I've just started to have the same errors pop up. Did you ever figure out a solution? I pulled the problem drive out of the Mediasonic Probox to copy data to a new drive before testing. This was done using a dual drive usb dock. I was able to copy all the files except for the corrupt ones. I then ran some tests on the the problem drive only to get the same errors after the Seatools longtest passed. No I'm really confused. I'm wondering if windows changed something during an update. I notice just before all this started that I had some defrag errors in event viewer on all the drives in the probox. I had never seen these errors before. I am suspecting a widows or driver issue.
You may be seeing unrelated problems. The error described in this post wasn't causing data loss in my setup. Mind you, though, my enclosure is set up not to power off automatically - that may indeed cause data loss.
I mostly use Linux tools to test drives and don't know what Seatools' long test does, but if it tests for bad sectors and didn't find anything, it would indicate that you are looking at data corruption caused by unfinished writes. For example, if the enclosure was powered off without using Windows safe remove.
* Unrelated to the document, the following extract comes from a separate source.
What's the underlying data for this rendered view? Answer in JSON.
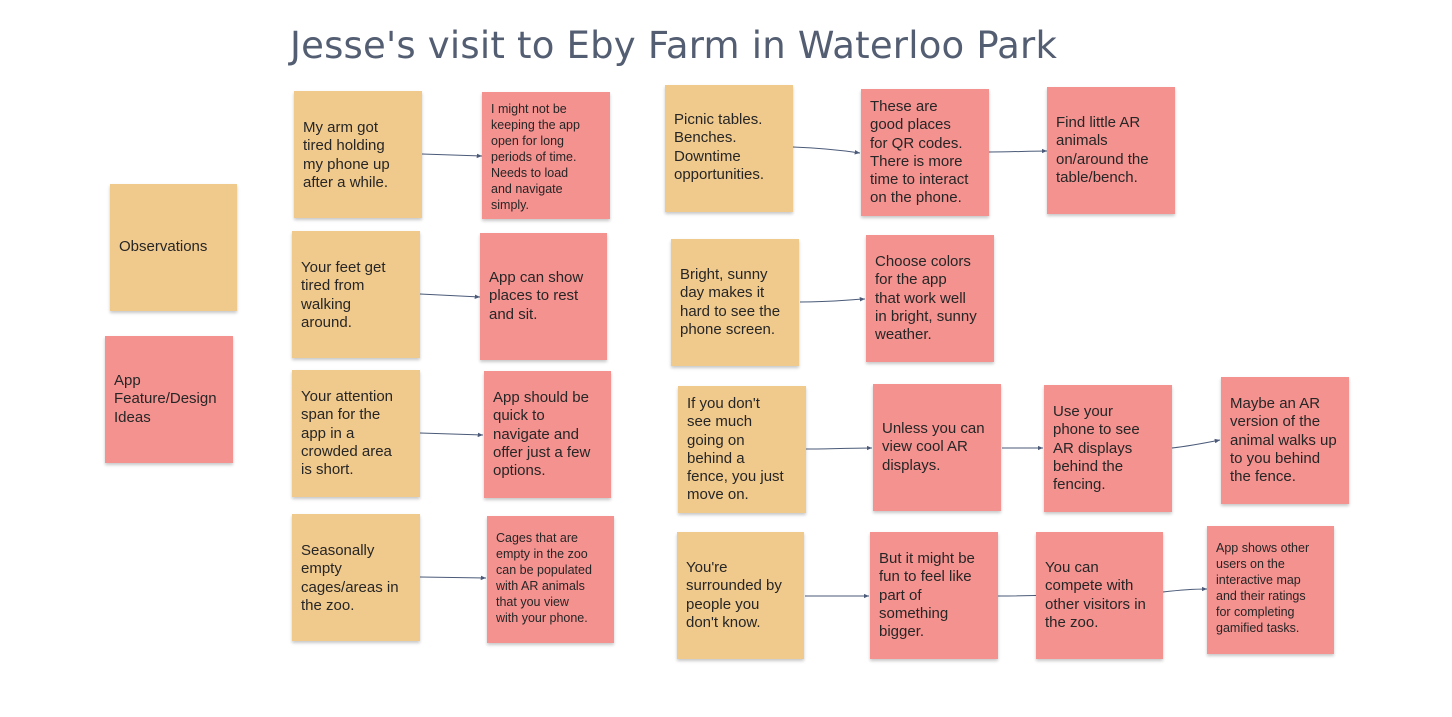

Unfinished writes can be further subdivided onto file system corruption vs. file corruption. The former may report errors when trying to read/write files, while the latter will be evident trying to open files in their app (e.g. corrupt images, spreadsheets, etc).
Double-check bad sectors. If you find any, the best recovery tool is to use ddrescue on Linux. It's a command line tool, and it does a very intelligent recovery that maximizes chances of saving data.
If there are no bad sectors, look for what could cause unfinished writes - see if there are any events in the event log for NTFS and disk event types and look for general patterns when the drive could be detached without flushing buffers or just disappears (e.g. after sleep, enclosure auto shut-off, etc).